BEST REGIONAL SKI AREA
Pros: Whistler Blackcomb<
Readers: Whistler Blackcomb
TNT: Whistler Blackcomb
Idaho’s Sun Valley, Oregon’s Mount Bachelor and Montana’s Big Sky would have received a lot more votes were they not competing against a resort that is regularly voted the best in North America. Whistler Blackcomb will host skiing events at the 2010 Olympics.

BEST NIGHT SKIING
Pros: Summit at Snoqualmie
Readers: Summit at Snoqualmie
TNT: Stevens Pass
No resort has more night terrain than the Summit, which added more lights for its terrain park this season. Summit West is freshly groomed at 4 p.m. three nights a week.
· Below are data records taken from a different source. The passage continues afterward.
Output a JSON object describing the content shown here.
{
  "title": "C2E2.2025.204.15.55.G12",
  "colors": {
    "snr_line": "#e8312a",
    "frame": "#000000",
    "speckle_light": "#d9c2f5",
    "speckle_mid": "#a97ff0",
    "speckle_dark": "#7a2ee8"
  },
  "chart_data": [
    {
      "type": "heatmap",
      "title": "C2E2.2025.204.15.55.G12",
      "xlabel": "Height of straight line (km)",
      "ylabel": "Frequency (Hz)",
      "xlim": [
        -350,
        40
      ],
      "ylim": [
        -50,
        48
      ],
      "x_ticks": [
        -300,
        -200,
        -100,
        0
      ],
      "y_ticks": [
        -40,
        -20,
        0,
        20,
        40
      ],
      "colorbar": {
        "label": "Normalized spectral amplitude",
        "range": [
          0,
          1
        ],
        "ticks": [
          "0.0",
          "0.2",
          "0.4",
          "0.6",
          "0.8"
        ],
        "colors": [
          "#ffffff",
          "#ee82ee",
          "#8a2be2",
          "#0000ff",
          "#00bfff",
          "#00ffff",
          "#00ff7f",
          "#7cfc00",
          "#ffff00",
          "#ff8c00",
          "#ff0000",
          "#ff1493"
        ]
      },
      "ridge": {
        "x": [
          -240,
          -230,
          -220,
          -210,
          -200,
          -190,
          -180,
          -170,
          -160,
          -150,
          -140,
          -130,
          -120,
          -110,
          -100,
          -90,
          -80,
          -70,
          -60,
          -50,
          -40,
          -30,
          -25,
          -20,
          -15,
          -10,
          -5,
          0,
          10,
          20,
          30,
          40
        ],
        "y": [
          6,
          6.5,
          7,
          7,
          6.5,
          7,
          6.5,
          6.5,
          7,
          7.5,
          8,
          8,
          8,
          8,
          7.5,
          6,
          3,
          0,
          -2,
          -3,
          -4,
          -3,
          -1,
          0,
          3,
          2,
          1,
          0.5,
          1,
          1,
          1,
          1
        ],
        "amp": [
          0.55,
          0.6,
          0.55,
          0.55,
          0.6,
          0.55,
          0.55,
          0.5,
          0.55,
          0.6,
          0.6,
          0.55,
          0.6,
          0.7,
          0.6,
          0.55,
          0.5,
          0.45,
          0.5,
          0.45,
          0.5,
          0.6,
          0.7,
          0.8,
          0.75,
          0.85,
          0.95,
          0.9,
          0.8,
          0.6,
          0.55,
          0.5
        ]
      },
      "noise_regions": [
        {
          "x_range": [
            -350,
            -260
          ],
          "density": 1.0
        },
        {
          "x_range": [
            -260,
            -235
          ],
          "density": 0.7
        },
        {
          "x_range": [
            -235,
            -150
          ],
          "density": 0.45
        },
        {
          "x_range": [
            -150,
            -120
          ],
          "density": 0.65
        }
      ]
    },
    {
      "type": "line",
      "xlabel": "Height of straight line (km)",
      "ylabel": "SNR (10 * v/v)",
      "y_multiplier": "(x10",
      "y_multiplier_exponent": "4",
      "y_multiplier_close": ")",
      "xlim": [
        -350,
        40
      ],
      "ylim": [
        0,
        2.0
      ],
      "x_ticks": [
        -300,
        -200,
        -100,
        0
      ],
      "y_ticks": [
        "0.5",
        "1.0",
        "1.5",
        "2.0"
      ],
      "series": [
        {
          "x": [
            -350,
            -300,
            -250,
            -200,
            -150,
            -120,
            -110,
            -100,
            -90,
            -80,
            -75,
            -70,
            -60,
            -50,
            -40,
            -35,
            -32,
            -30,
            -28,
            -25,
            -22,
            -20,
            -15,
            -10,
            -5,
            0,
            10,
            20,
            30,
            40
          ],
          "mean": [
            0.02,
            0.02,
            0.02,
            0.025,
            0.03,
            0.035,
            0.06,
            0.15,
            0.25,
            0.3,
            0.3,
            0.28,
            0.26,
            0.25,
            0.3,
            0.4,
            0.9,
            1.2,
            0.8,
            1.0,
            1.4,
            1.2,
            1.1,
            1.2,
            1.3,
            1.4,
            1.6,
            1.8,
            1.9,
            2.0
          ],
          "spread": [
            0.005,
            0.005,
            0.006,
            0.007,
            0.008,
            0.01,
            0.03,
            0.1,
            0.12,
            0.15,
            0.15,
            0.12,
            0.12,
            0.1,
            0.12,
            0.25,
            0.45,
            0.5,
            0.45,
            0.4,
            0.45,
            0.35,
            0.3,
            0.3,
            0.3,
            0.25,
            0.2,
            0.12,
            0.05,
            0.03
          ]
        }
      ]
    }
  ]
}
Stevens has a little less night terrain than the Summit, but lights up more challenging terrain than other resorts.

BEST CROSS-COUNTRY SKIING
Pros: Sun Mountain Lodge
Readers: White Pass
TNT: White Pass
Sun Mountain Lodge in the Methow Valley has 37 miles of trails, and most are groomed for skate skiing. “It’s a great place for beginners and absolute experts,” cross-country author Steve Hindman says. “It has everything.” White Pass also is extremely popular thanks to its variety of terrain, its scenic loop around White Pass Lake and its quality grooming.